Ama bir çocuğu eğitimli bir birey yetiştirirse; özgüveni olan, kendine ve zamana değer veren bir insan olur.”
Bu söz, çocuk yetiştirmenin nasıl bir zincirleme etki olduğunu gösteriyor.
Bir çocuk ne görürse, büyüdüğünde onu uygular.
Ne duyarsa, onu tekrar eder.
Ne yaşarsa, hayata o pencereden bakar.
Sevgiyle büyütülen çocuk; kendini güvende hisseder, değer görmeyi öğrenir ve başkalarına değer vermeyi bilir.
Ama sevgi eksik alınmışsa…
İçinde doldurulamayan bir boşluk oluşur. Yıllar geçer, o boşluk kapanmaz; sadece üstü örtülür. İnsan, çocukluğunda eksik kalan sevgiyi yetişkinliğinde herkesten bekler ama hiç kimse dolduramaz.

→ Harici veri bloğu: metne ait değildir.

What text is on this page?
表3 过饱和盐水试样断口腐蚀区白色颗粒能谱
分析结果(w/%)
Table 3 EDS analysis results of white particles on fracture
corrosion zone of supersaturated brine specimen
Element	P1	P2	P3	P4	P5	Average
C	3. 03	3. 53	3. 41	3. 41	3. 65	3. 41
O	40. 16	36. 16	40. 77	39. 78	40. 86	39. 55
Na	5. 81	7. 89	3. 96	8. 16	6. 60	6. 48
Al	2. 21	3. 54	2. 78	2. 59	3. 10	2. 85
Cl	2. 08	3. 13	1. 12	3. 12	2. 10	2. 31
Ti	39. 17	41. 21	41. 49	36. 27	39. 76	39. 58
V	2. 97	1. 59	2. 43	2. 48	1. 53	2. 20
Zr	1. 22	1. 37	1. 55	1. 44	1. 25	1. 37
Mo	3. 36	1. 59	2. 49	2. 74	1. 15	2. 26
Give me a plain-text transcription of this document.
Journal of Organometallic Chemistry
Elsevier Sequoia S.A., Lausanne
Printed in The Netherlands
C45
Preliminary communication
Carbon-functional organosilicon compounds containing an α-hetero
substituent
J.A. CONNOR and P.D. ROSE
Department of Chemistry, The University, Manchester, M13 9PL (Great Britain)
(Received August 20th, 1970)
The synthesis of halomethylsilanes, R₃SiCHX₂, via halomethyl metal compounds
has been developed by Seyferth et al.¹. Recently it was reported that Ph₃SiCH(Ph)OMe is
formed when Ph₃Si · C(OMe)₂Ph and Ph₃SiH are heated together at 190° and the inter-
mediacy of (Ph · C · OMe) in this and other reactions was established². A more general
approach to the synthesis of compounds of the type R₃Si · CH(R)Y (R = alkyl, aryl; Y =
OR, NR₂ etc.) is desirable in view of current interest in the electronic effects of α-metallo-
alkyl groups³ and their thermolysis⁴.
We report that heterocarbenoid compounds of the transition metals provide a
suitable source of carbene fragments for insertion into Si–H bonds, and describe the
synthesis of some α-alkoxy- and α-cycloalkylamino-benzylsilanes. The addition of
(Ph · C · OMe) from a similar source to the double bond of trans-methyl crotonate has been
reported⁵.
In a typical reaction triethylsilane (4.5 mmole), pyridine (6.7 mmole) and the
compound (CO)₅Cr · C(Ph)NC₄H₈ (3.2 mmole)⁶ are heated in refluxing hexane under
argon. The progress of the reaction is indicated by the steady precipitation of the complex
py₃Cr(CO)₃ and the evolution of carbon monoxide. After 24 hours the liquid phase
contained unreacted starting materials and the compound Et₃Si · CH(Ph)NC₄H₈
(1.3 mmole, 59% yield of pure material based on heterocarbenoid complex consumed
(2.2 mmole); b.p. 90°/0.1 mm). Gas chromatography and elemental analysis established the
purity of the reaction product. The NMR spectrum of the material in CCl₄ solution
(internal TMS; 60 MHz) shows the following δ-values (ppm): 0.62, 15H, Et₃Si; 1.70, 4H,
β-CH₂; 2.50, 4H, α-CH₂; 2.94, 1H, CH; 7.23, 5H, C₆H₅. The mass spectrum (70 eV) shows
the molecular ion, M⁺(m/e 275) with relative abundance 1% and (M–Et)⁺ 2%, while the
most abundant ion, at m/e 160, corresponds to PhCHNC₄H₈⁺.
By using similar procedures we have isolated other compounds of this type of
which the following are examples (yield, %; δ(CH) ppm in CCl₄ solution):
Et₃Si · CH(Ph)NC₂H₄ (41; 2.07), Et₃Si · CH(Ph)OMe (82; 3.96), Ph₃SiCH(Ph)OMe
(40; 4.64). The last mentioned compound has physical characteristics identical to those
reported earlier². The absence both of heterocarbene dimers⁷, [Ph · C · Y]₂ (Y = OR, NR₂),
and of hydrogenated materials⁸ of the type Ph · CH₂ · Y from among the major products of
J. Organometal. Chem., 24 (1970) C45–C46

Ne yazık ki çağımızda teknolojinin, sosyal medyanın ve ekran kültürünün aşırı baskın olmasıyla;
çocuklar anne-baba sevgisi yerine çoğu zaman ekran ışığıyla büyüyor.
Birçok ailede çocuklara gerçek ilgi yerine tablet veriliyor, gerçek sevgi yerine dikkat dağıtıcı programlar sunuluyor.
Ve en kötüsü, televizyonlarda yayınlanan ahlâk çöküntüsünü normalleştiren içerikler çocukların zihnini dolduruyor.
Oysa çocuk, duygu dünyasını ilk olarak ailesinde öğrenir.
Eğer anne-baba çocuğuna değersizlik hissi verirse; çocuk ileride kendisini toplumda hep eksik görecektir.
Eğer anne-baba sevgiyi şartlara bağlarsa; çocuk büyüdüğünde herkesin sevgisini “hak etmek” için kendini tüketir.
Eğer anne-baba ilgisizse; çocuk da dünyayı ilgisizlik üzerinden yorumlar.
Bir çocuk hayata sevgiyle başlarsa;
* Daha cesur olur.
* Daha güçlü olur.
* Daha üretken olur.
* Daha merhametli olur.
* Daha başarılı olur.
Çünkü sevgi, insanın karakterini inşa eden görünmez bir güçtür.
Ama sevgi eksikse;
* Kırılgan bir kimlik ortaya çıkar.
* Sürekli onay bekleyen bireyler yetişir.
* Güvensizlik toplumun geneline yayılır.
* Sevgisizliğin sıradanlaştığı bir nesil oluşur.
Bugün televizyon programlarına bakıyoruz…
İnsanların mahremi yarışma konusu, aile ilişkileri tartışma malzemesi, yanlış davranışlar normalmiş gibi sunuluyor. Bu programlara saatlerce bakan bir çocuk, gerçek dünyayı böyle sanıyor.
Oysa insanı insan yapan şey ekran değil, insanlığın kendisidir.
Sevgiyle büyüyen çocuk, bir gün topluma katkı sunar:
Bilgi üretir, değer üretir, çözüm üretir.
Ama sevgisiz büyüyen çocuk, bir gün sevgisizliğini topluma geri yansıtır:
Kırar, üzer, yok eder.
Bu yüzden çocuklara verilen her sevgi, geleceğe atılan bir tohumdur.
Ve unutmayalım:
Bir çocuğun eksik aldığı sevgi, sadece onun değil, tüm toplumun geleceğini eksik bırakır.